Consider your income stability: Charities that rely on a single funding source need higher reserves than those with diverse income streams. If 80% of your income comes from one grant, what happens when that grant ends?

Consider your plans: If you are saving for a specific purpose (equipment, a building project), include this in your policy.

Common target ranges:

  • 3-6 months of operating costs — the most common target for small charities with some fixed costs
  • 6-12 months — appropriate if income is volatile or depends on a single source
  • Below 3 months — may be acceptable for charities with no fixed costs and stable income, but explain why

What to include in your policy

A practical reserves policy for a small charity should cover:

1. Current reserves level State the amount of unrestricted reserves at the end of the most recent financial year.

2. Target range Set a minimum and maximum. A range is better than a single number because it allows for normal fluctuation. For example: "The trustees aim to hold between 3 and 6 months of annual operating costs in unrestricted reserves."

3. Rationale Explain why you chose this range. Reference specific risks: "The charity's venue hire costs £X per year and cannot be reduced at short notice. Three months of reserves covers this commitment while alternative funding is secured."

4. Action plan if reserves are outside the range

  • Below minimum: How will you build reserves? Reduce spending? Increase fundraising? Apply for a specific grant?
  • Above maximum: How will you deploy excess reserves? Fund a specific project? Increase service delivery?

5. Review schedule State how often the policy will be reviewed. Annually is standard — align it with your financial year end and trustees' annual report preparation.

Template

Here is a practical template you can adapt:

Reserves Policy — [Charity Name]

Approved by trustees: [Date] Review date: [Date — typically 12 months later]

Current unrestricted reserves: £[amount] as at [date of last accounts]

Target range: The trustees aim to hold unrestricted reserves equivalent to [X] to [Y] months of annual operating costs, currently £[amount] to £[amount].

Rationale: This target reflects [the charity's fixed cost commitments / income volatility / planned expenditure]. Specifically: [list the key factors, e.g., "annual venue hire of £X, insurance of £Y, and the risk of the main grant ending"].

If reserves fall below the minimum: The trustees will [reduce discretionary spending / prioritise unrestricted fundraising / review commitments].

If reserves exceed the maximum: The trustees will [allocate excess to [specific project or purpose] / increase service delivery].

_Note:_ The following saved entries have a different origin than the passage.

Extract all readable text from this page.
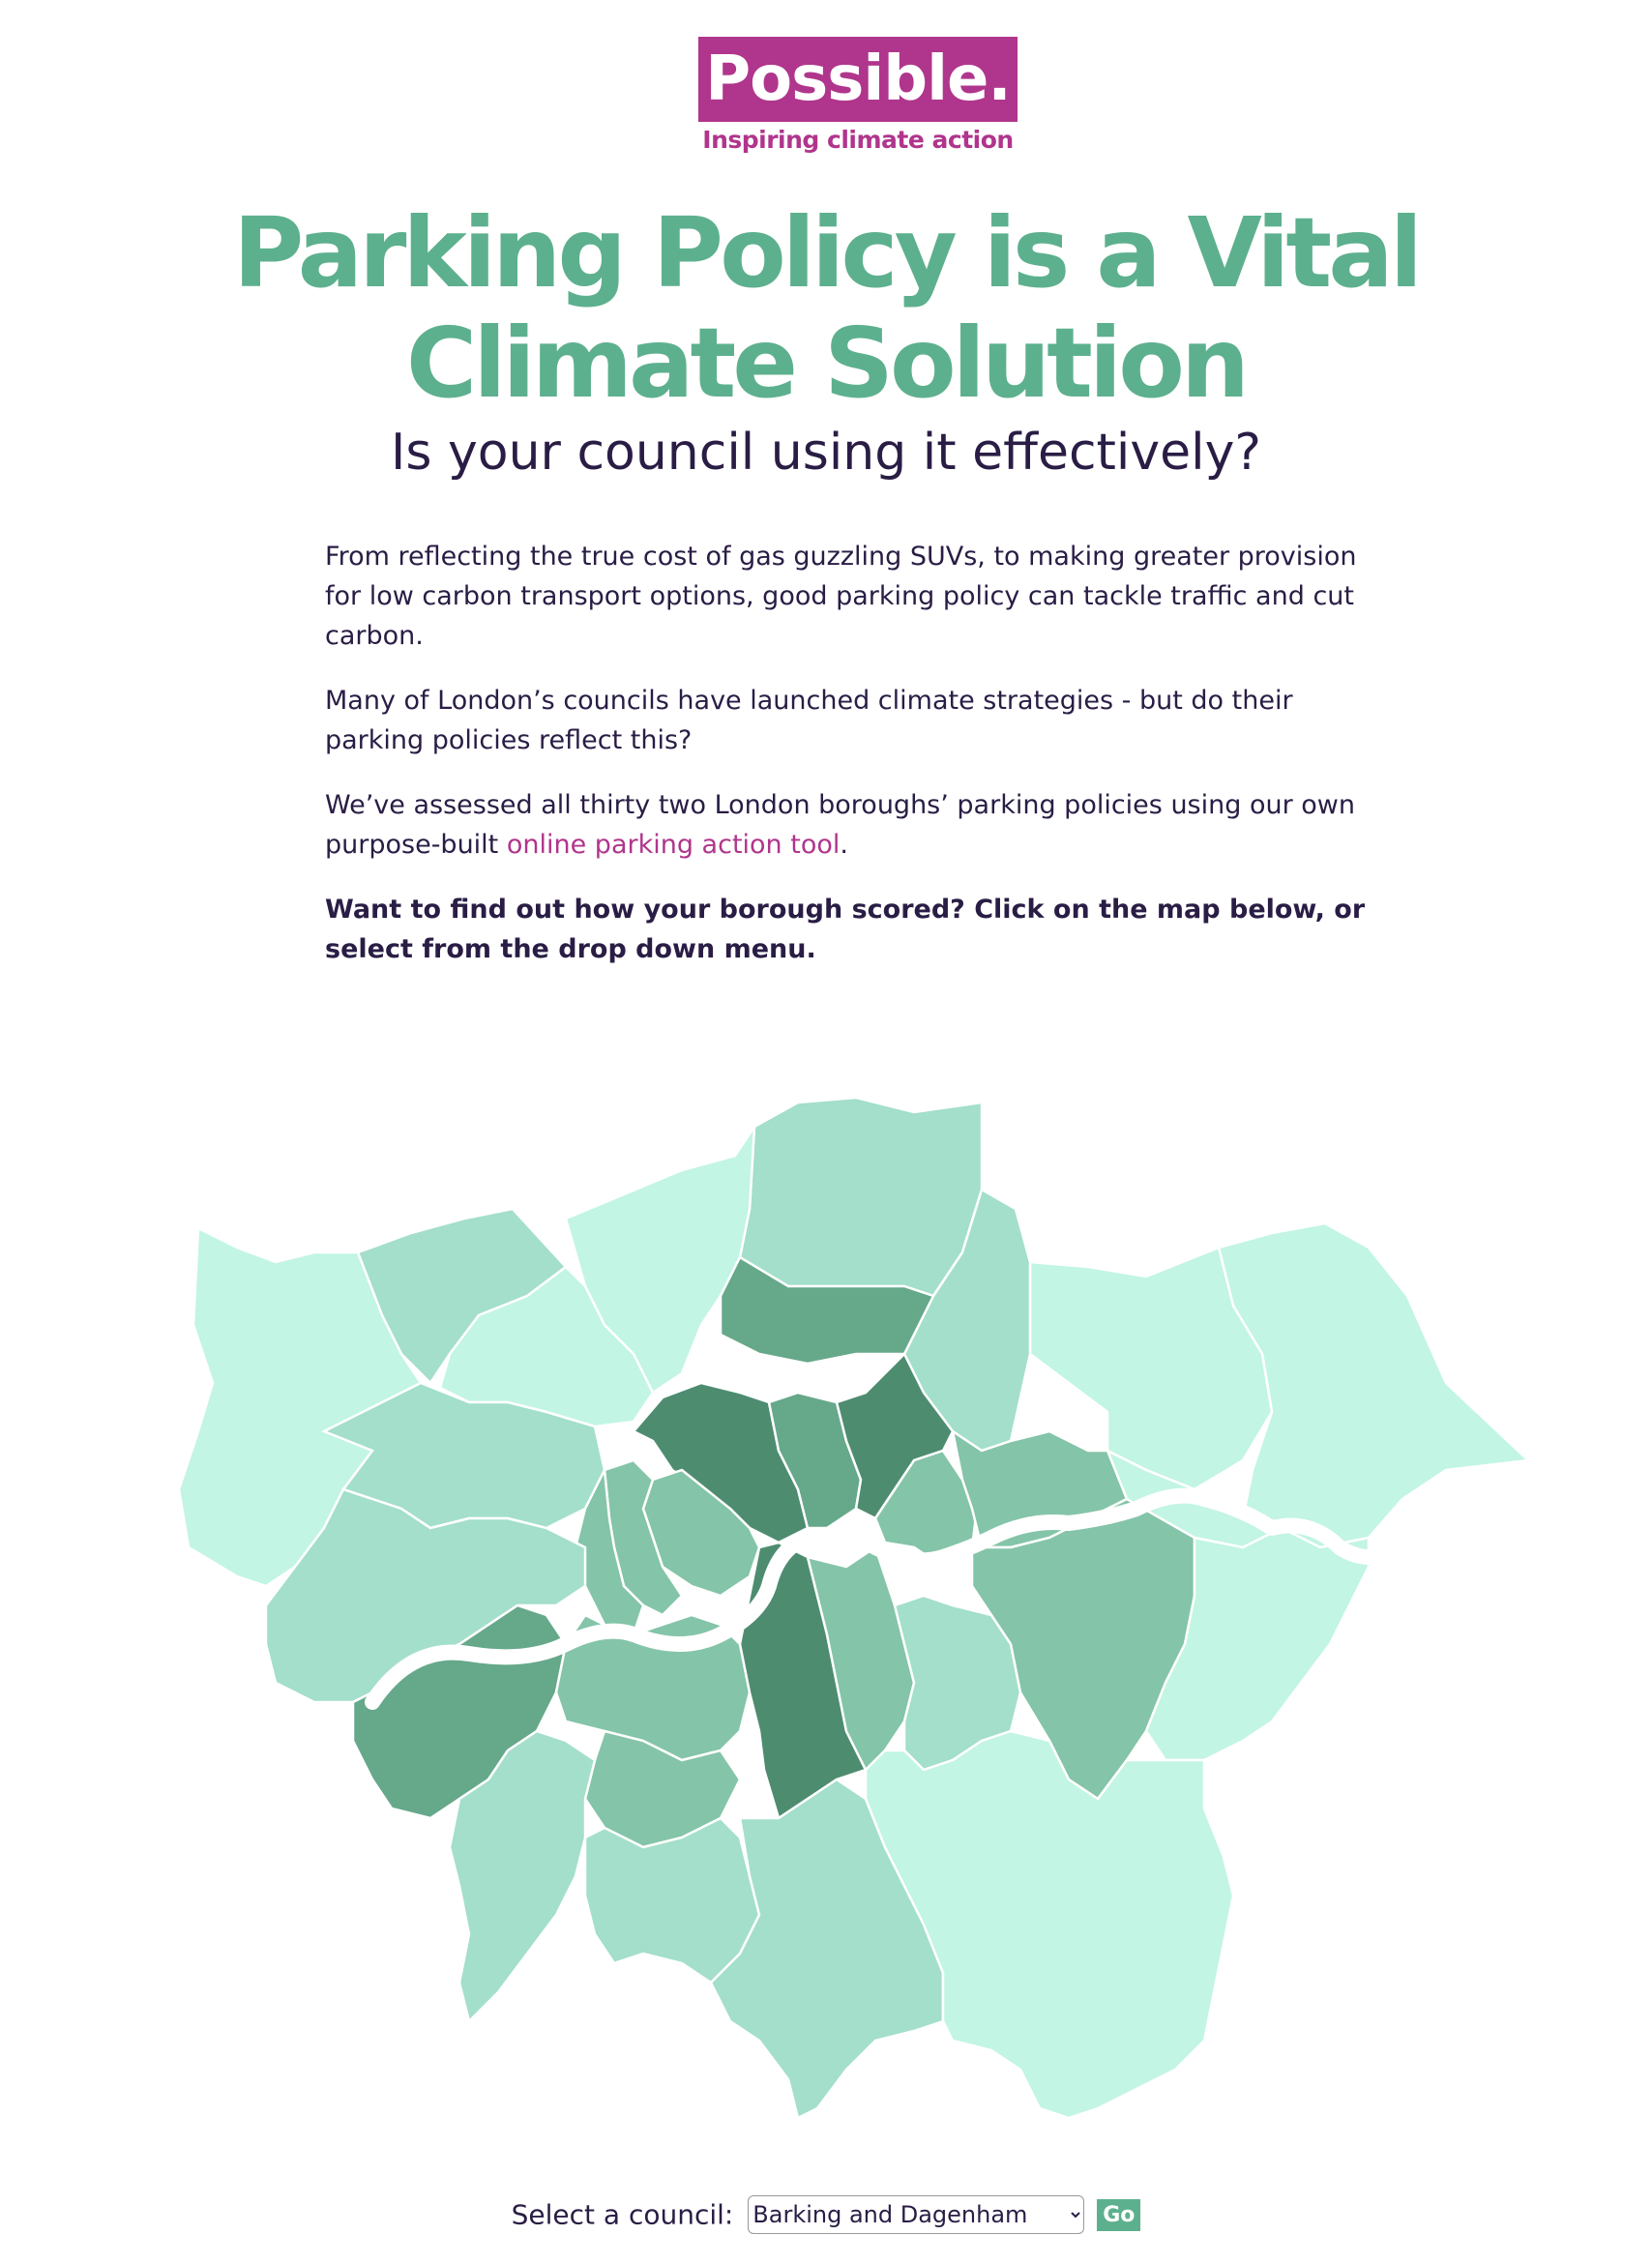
Possible.
Inspiring climate action
Parking Policy is a Vital
Climate Solution
Is your council using it effectively?

From reflecting the true cost of gas guzzling SUVs, to making greater provision for low carbon transport options, good parking policy can tackle traffic and cut carbon.

Many of London’s councils have launched climate strategies - but do their parking policies reflect this?

We’ve assessed all thirty two London boroughs’ parking policies using our own purpose-built online parking action tool.

Want to find out how your borough scored? Click on the map below, or select from the drop down menu.

Select a council:
Barking and Dagenham	Go
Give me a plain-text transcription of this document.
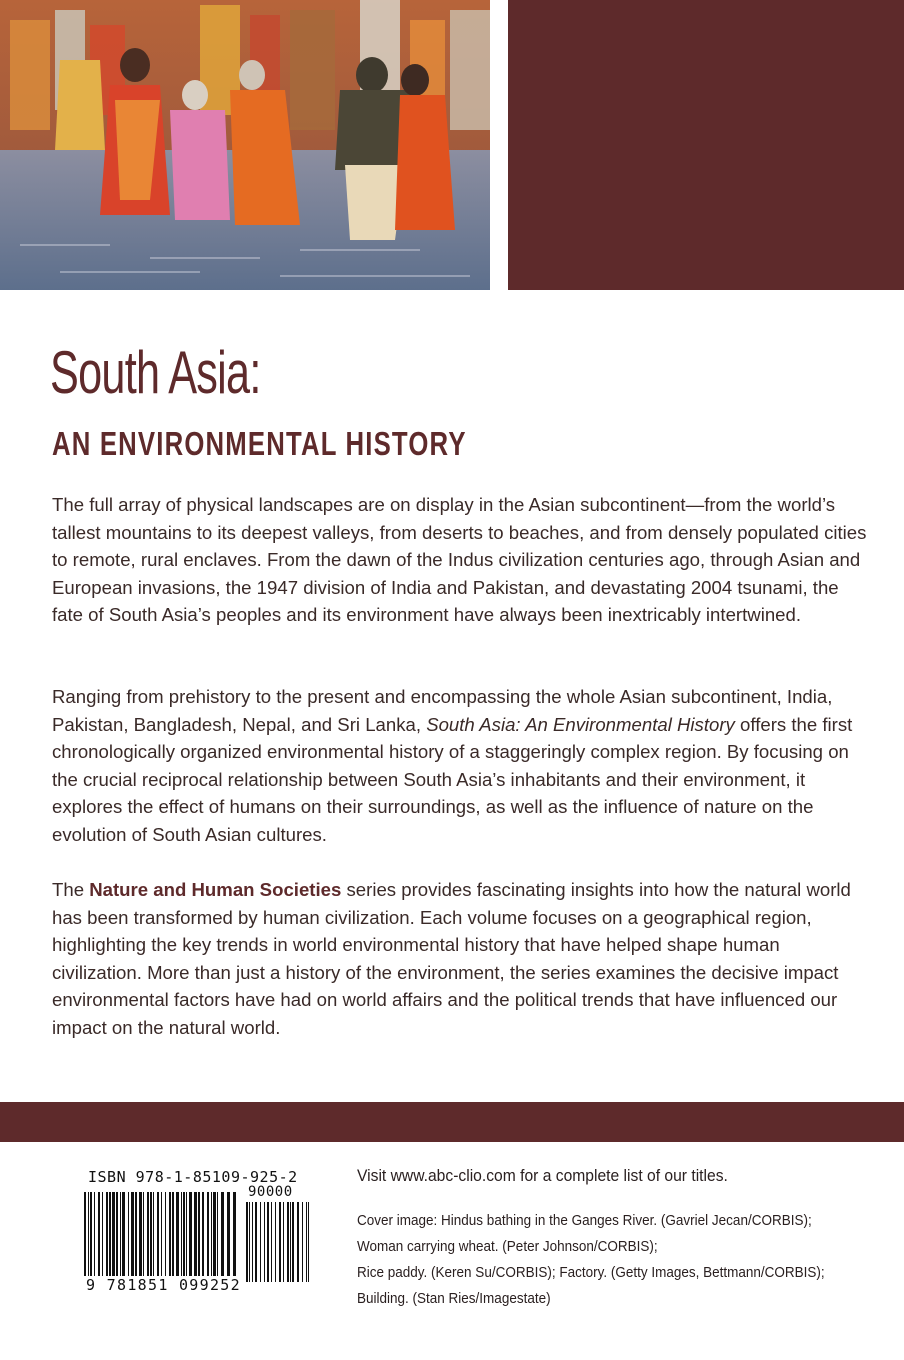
South Asia:
AN ENVIRONMENTAL HISTORY

The full array of physical landscapes are on display in the Asian subcontinent—from the world’s tallest mountains to its deepest valleys, from deserts to beaches, and from densely populated cities to remote, rural enclaves. From the dawn of the Indus civilization centuries ago, through Asian and European invasions, the 1947 division of India and Pakistan, and devastating 2004 tsunami, the fate of South Asia’s peoples and its environment have always been inextricably intertwined.

Ranging from prehistory to the present and encompassing the whole Asian subcontinent, India, Pakistan, Bangladesh, Nepal, and Sri Lanka, South Asia: An Environmental History offers the first chronologically organized environmental history of a staggeringly complex region. By focusing on the crucial reciprocal relationship between South Asia’s inhabitants and their environment, it explores the effect of humans on their surroundings, as well as the influence of nature on the evolution of South Asian cultures.

The Nature and Human Societies series provides fascinating insights into how the natural world has been transformed by human civilization. Each volume focuses on a geographical region, highlighting the key trends in world environmental history that have helped shape human civilization. More than just a history of the environment, the series examines the decisive impact environmental factors have had on world affairs and the political trends that have influenced our impact on the natural world.

ISBN 978-1-85109-925-2
90000
9 781851 099252
Visit www.abc-clio.com for a complete list of our titles.
Cover image: Hindus bathing in the Ganges River. (Gavriel Jecan/CORBIS);
Woman carrying wheat. (Peter Johnson/CORBIS);
Rice paddy. (Keren Su/CORBIS); Factory. (Getty Images, Bettmann/CORBIS);
Building. (Stan Ries/Imagestate)
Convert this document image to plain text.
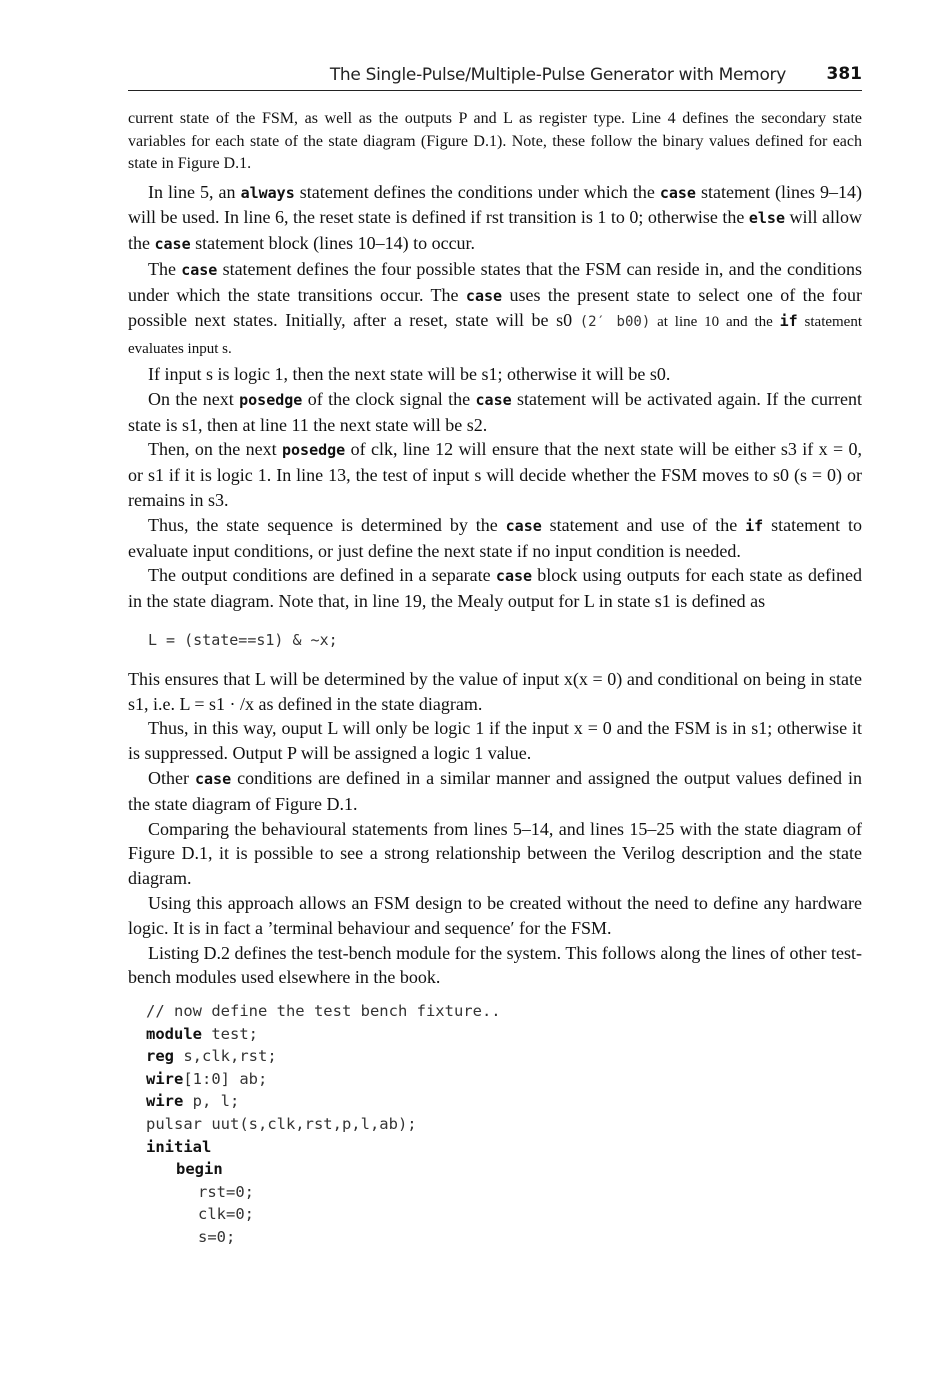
The Single-Pulse/Multiple-Pulse Generator with Memory 381

current state of the FSM, as well as the outputs P and L as register type. Line 4 defines the secondary state variables for each state of the state diagram (Figure D.1). Note, these follow the binary values defined for each state in Figure D.1.

In line 5, an always statement defines the conditions under which the case statement (lines 9–14) will be used. In line 6, the reset state is defined if rst transition is 1 to 0; otherwise the else will allow the case statement block (lines 10–14) to occur.

The case statement defines the four possible states that the FSM can reside in, and the conditions under which the state transitions occur. The case uses the present state to select one of the four possible next states. Initially, after a reset, state will be s0 (2′ b00) at line 10 and the if statement evaluates input s.

If input s is logic 1, then the next state will be s1; otherwise it will be s0.

On the next posedge of the clock signal the case statement will be activated again. If the current state is s1, then at line 11 the next state will be s2.

Then, on the next posedge of clk, line 12 will ensure that the next state will be either s3 if x = 0, or s1 if it is logic 1. In line 13, the test of input s will decide whether the FSM moves to s0 (s = 0) or remains in s3.

Thus, the state sequence is determined by the case statement and use of the if statement to evaluate input conditions, or just define the next state if no input condition is needed.

The output conditions are defined in a separate case block using outputs for each state as defined in the state diagram. Note that, in line 19, the Mealy output for L in state s1 is defined as

L = (state==s1) & ~x;

This ensures that L will be determined by the value of input x(x = 0) and conditional on being in state s1, i.e. L = s1 · /x as defined in the state diagram.

Thus, in this way, ouput L will only be logic 1 if the input x = 0 and the FSM is in s1; otherwise it is suppressed. Output P will be assigned a logic 1 value.

Other case conditions are defined in a similar manner and assigned the output values defined in the state diagram of Figure D.1.

Comparing the behavioural statements from lines 5–14, and lines 15–25 with the state diagram of Figure D.1, it is possible to see a strong relationship between the Verilog description and the state diagram.

Using this approach allows an FSM design to be created without the need to define any hardware logic. It is in fact a ’terminal behaviour and sequence′ for the FSM.

Listing D.2 defines the test-bench module for the system. This follows along the lines of other test-bench modules used elsewhere in the book.

// now define the test bench fixture..
module test;
reg s,clk,rst;
wire[1:0] ab;
wire p, l;
pulsar uut(s,clk,rst,p,l,ab);
initial
begin
rst=0;
clk=0;
s=0;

Review: This policy is reviewed annually alongside the preparation of the trustees' annual report.

Common mistakes

No rationale. Stating "we hold 6 months of reserves" without explaining why is not a policy — it is a number. The Charity Commission wants to see the reasoning.

Never reviewing it. A reserves policy written 5 years ago with outdated figures is worse than no policy at all. Review annually.

Confusing restricted and unrestricted funds. Restricted funds (money given for a specific purpose) are not reserves. Your reserves policy covers unrestricted funds only.

For a broader view of your compliance obligations, see our charity compliance checklist.


This guide applies to charities registered in England and Wales. This is general guidance, not financial advice.